The
announcement is expected on Tuesday, the bank said, with Wells
likely to roll out a pilot version of the service during the
first half of 2017.
"As we continue to invest in technology that serves the evolving
needs of our clients and our advisors, this offering will mark
an important step forward in delivering financial advice to the
next generation of investors, while building a long-term
pipeline for our full-service business," said David Carroll,
head of wealth and investment management at Wells Fargo.
Wall Street banks and investment firms are increasingly building
or buying robo-advisers to provide automated investment advice
through web-based platforms at a lower cost than traditional
financial advisers.
Unlike Betterment and Wealthfront which have focused on catering
directly to young, tech-savvy millennials, SigFig has been
forging relationships with banks.
UBS Group AG said in May it had bought an undisclosed stake in
SigFig. The two companies also said they would form a research
lab to collaborate on new wealth technology.

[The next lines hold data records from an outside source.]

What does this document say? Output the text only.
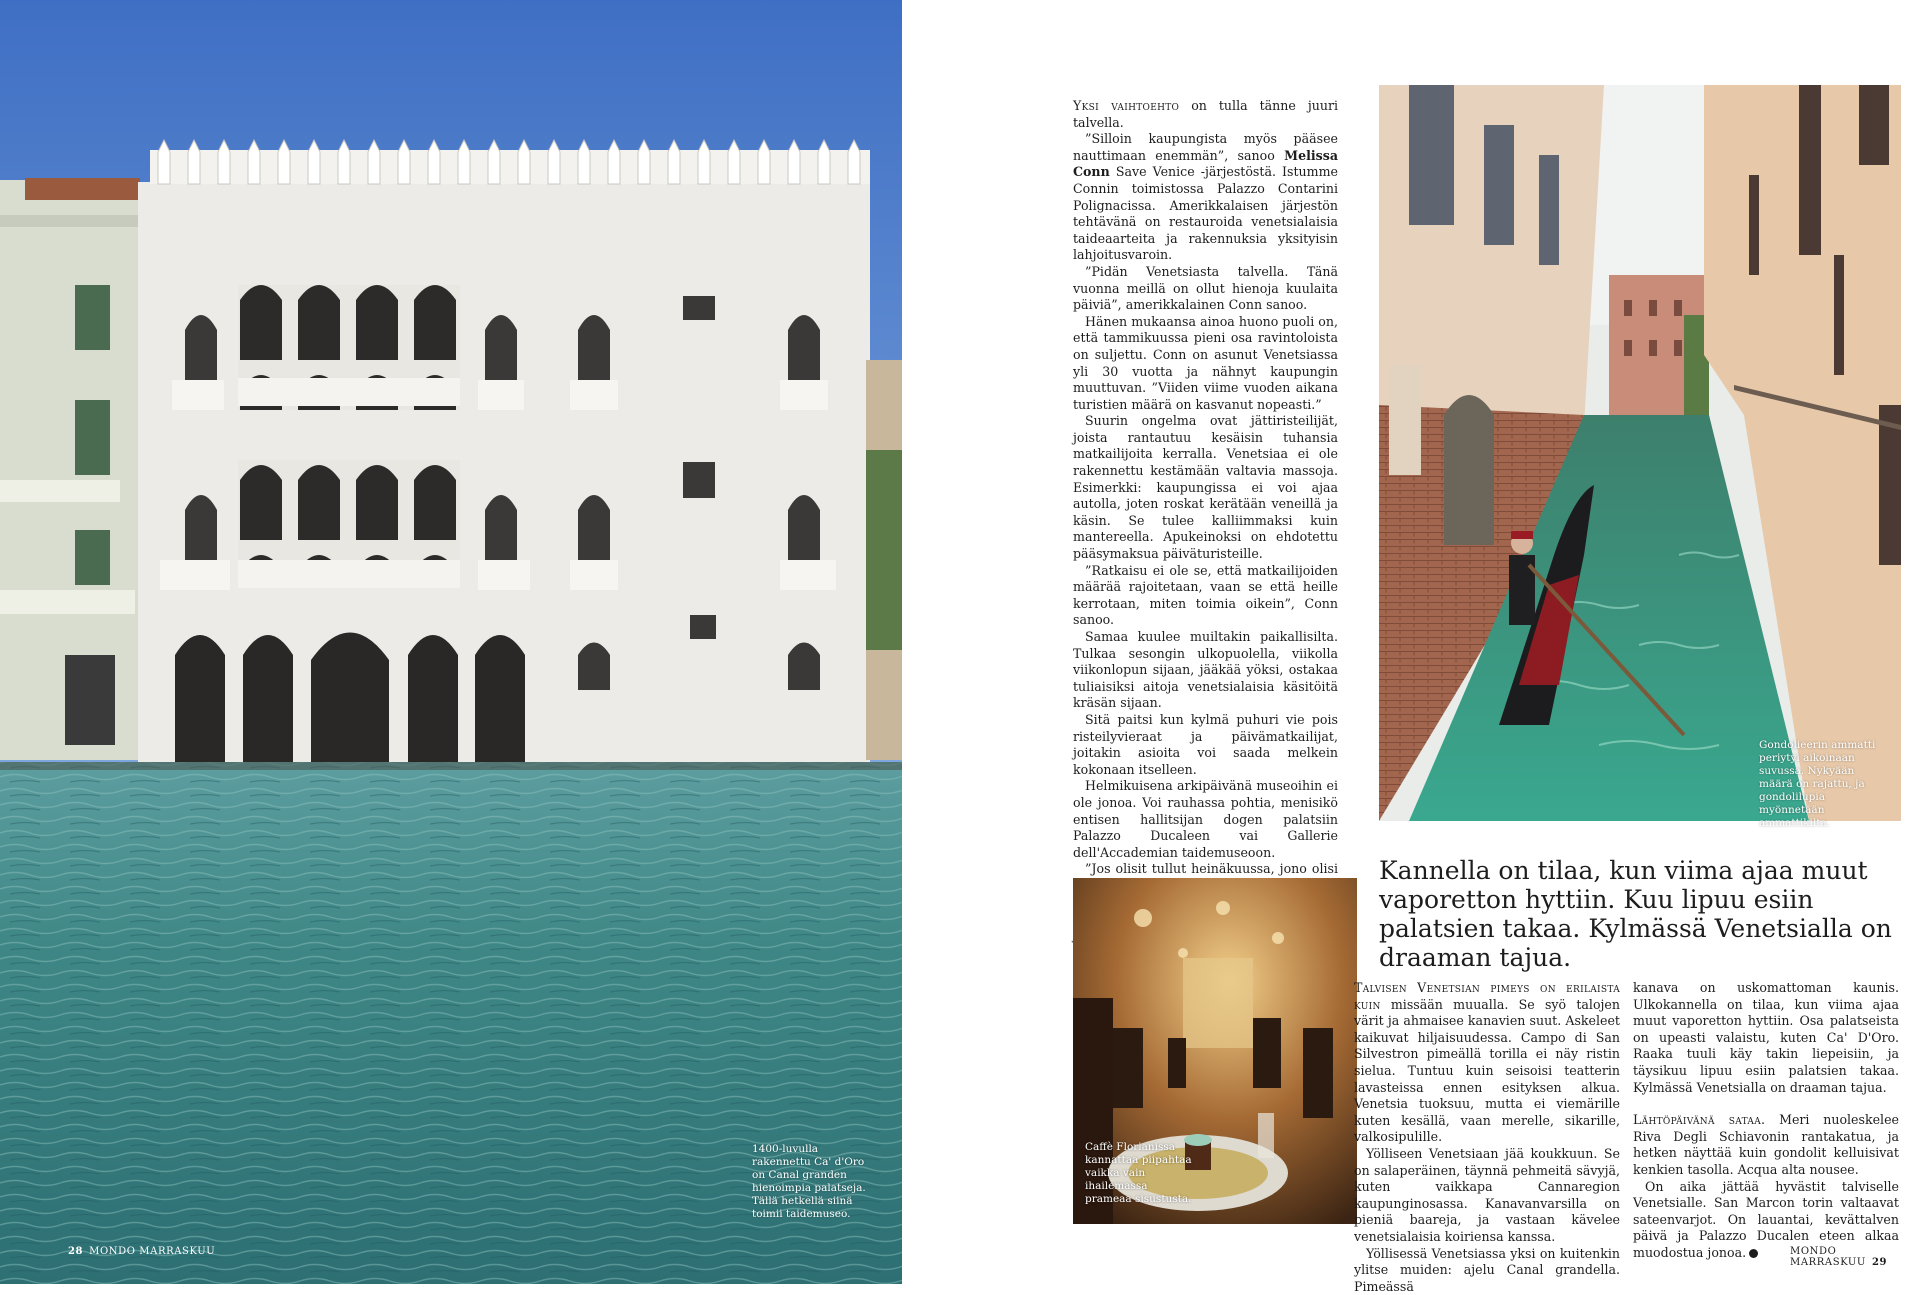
1400-luvulla rakennettu Ca' d'Oro on Canal granden hienoimpia palatseja. Tällä hetkellä siinä toimii taidemuseo.
28 MONDO MARRASKUU

Yksi vaihtoehto on tulla tänne juuri talvella.

”Silloin kaupungista myös pääsee nauttimaan enemmän”, sanoo Melissa Conn Save Venice -järjestöstä. Istumme Connin toimistossa Palazzo Contarini Polignacissa. Amerikkalaisen järjestön tehtävänä on restauroida venetsialaisia taideaarteita ja rakennuksia yksityisin lahjoitusvaroin.

”Pidän Venetsiasta talvella. Tänä vuonna meillä on ollut hienoja kuulaita päiviä”, amerikkalainen Conn sanoo.

Hänen mukaansa ainoa huono puoli on, että tammikuussa pieni osa ravintoloista on suljettu. Conn on asunut Venetsiassa yli 30 vuotta ja nähnyt kaupungin muuttuvan. ”Viiden viime vuoden aikana turistien määrä on kasvanut nopeasti.”

Suurin ongelma ovat jättiristeilijät, joista rantautuu kesäisin tuhansia matkailijoita kerralla. Venetsiaa ei ole rakennettu kestämään valtavia massoja. Esimerkki: kaupungissa ei voi ajaa autolla, joten roskat kerätään veneillä ja käsin. Se tulee kalliimmaksi kuin mantereella. Apukeinoksi on ehdotettu pääsymaksua päiväturisteille.

”Ratkaisu ei ole se, että matkailijoiden määrää rajoitetaan, vaan se että heille kerrotaan, miten toimia oikein”, Conn sanoo.

Samaa kuulee muiltakin paikallisilta. Tulkaa sesongin ulkopuolella, viikolla viikonlopun sijaan, jääkää yöksi, ostakaa tuliaisiksi aitoja venetsialaisia käsitöitä kräsän sijaan.

Sitä paitsi kun kylmä puhuri vie pois risteilyvieraat ja päivämatkailijat, joitakin asioita voi saada melkein kokonaan itselleen.

Helmikuisena arkipäivänä museoihin ei ole jonoa. Voi rauhassa pohtia, menisikö entisen hallitsijan dogen palatsiin Palazzo Ducaleen vai Gallerie dell'Accademian taidemuseoon.

”Jos olisit tullut heinäkuussa, jono olisi

Gondolieerin ammatti periytyi aikoinaan suvussa. Nykyään määrä on rajattu, ja gondolilupia myönnetään ammattikilta.
Kannella on tilaa, kun viima ajaa muut vaporetton hyttiin. Kuu lipuu esiin palatsien takaa. Kylmässä Venetsialla on draaman tajua.
Caffè Florianissa kannattaa piipahtaa vaikka vain ihailemassa prameaa sisustusta.

Talvisen Venetsian pimeys on erilaista kuin missään muualla. Se syö talojen värit ja ahmaisee kanavien suut. Askeleet kaikuvat hiljaisuudessa. Campo di San Silvestron pimeällä torilla ei näy ristin sielua. Tuntuu kuin seisoisi teatterin lavasteissa ennen esityksen alkua. Venetsia tuoksuu, mutta ei viemärille kuten kesällä, vaan merelle, sikarille, valkosipulille.

Yölliseen Venetsiaan jää koukkuun. Se on salaperäinen, täynnä pehmeitä sävyjä, kuten vaikkapa Cannaregion kaupunginosassa. Kanavanvarsilla on pieniä baareja, ja vastaan kävelee venetsialaisia koiriensa kanssa.

Yöllisessä Venetsiassa yksi on kuitenkin ylitse muiden: ajelu Canal grandella. Pimeässä

kanava on uskomattoman kaunis. Ulkokannella on tilaa, kun viima ajaa muut vaporetton hyttiin. Osa palatseista on upeasti valaistu, kuten Ca' D'Oro. Raaka tuuli käy takin liepeisiin, ja täysikuu lipuu esiin palatsien takaa. Kylmässä Venetsialla on draaman tajua.

Lähtöpäivänä sataa. Meri nuoleskelee Riva Degli Schiavonin rantakatua, ja hetken näyttää kuin gondolit kelluisivat kenkien tasolla. Acqua alta nousee.

On aika jättää hyvästit talviselle Venetsialle. San Marcon torin valtaavat sateenvarjot. On lauantai, kevättalven päivä ja Palazzo Ducalen eteen alkaa muodostua jonoa.	MONDO MARRASKUU 29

Wells' strategy of putting SigFig in the hands of its investing
customers is different than that of UBS, which is rolling out
the service for its financial advisers to help construct
investment portfolios and other activities that can be
automated.
Morgan Stanley and Bank of America Corp are building their own
technologies, while BlackRock Inc acquired FutureAdvisor last
August.
The digital wealth management market could top $20 trillion in
assets by 2020, according to consulting firm A.T. Kearney.